Triton networking and fabric operations guide
This document introduces and covers the architecture as well as debugging of Triton's network virtualization components. This document is oriented towards operators of the system. If you have not read the Triton networking and fabric user guide, please do so before continuing.
Triton has support for network virtualization at various layers of the software stack. The core platform has supported aspects of network virtualization since its inception and it has formed the basic building blocks for Triton's broader orchestration.

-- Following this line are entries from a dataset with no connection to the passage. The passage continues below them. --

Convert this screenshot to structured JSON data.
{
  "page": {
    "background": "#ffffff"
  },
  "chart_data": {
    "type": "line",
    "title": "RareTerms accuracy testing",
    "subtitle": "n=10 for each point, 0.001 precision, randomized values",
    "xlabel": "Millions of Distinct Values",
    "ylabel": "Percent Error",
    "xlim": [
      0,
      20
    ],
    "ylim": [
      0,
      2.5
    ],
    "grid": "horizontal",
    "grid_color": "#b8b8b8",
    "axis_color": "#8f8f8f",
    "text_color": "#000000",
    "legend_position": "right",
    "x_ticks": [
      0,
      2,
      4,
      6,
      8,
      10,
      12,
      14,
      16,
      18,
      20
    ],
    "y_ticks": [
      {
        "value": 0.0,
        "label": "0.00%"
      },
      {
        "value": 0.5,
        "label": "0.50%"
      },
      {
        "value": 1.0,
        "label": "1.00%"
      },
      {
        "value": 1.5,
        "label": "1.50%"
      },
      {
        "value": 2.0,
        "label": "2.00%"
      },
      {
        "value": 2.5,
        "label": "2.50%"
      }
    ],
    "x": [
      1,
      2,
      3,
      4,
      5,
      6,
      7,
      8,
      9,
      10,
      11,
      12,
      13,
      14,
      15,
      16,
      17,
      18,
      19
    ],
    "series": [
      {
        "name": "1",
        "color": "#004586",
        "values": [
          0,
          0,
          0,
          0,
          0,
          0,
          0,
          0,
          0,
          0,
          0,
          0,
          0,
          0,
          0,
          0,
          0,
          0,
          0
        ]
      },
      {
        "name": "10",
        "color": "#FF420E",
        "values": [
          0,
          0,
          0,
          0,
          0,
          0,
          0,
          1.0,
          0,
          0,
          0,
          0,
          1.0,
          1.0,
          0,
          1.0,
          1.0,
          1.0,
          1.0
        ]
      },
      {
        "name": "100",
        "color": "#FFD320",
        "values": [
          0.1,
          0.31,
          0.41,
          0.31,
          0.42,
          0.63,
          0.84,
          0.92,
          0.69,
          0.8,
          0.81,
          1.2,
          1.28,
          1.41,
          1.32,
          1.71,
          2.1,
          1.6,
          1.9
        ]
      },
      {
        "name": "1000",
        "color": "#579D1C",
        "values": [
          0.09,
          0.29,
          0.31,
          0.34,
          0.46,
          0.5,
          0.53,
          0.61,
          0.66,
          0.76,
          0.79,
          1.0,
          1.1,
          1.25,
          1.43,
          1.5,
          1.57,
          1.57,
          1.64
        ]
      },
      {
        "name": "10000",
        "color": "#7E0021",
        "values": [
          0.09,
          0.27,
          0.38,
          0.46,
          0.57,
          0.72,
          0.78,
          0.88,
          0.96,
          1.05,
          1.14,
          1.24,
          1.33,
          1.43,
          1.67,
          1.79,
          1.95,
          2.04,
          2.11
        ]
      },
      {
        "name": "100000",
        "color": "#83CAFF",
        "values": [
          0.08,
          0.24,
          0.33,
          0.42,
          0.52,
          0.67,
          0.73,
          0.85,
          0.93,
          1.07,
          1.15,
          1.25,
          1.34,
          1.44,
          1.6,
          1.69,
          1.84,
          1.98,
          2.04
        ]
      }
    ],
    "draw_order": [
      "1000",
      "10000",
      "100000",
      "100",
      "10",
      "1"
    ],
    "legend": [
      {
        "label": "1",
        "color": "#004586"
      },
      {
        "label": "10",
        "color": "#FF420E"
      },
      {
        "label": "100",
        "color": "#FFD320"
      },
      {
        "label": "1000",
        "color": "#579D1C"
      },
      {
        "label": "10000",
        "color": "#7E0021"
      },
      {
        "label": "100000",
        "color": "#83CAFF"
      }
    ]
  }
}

The heart of network virtualization lies in the compute nodes (servers) running the SmartOS platform. The platform supports several different things which Triton combines:
- Virtual NICs
- Per-Instance TCP/IP stacks
- Antispoof Protection
- Overlay Devices
On top of this, we've built the user-facing notion of a fabric -- the idea that every customer can have their own private network where they never have to worry about another customer seeing their own private traffic. See the Triton networking and fabric user guide for more information on the capabilities.
As an operator of a Triton environment, the most important thing that we've done is to build this from a software-first, hardware-accelerated perspective. Meaning that you do not require any special networking or server hardware to run these environments, standard commodity components that have been on the market for years is sufficient; however, if you do have hardware that supports this, then Triton as a system can take advantage of it.
For each port on a physical server, there is one physical network interface created in the operating system. On the other hand, every instance that is provisioned has one or more virtual NICs (VNICs) associated with it. A VNIC is one of the basic building blocks of networking in containers running SmartOS. Each VNIC has its own hardware identifier called a MAC address associated with it. To everything else in the system, it looks identical to a physical network interface. It can have many of the same properties set on it, it can be independently tagged with a VLAN id, etc.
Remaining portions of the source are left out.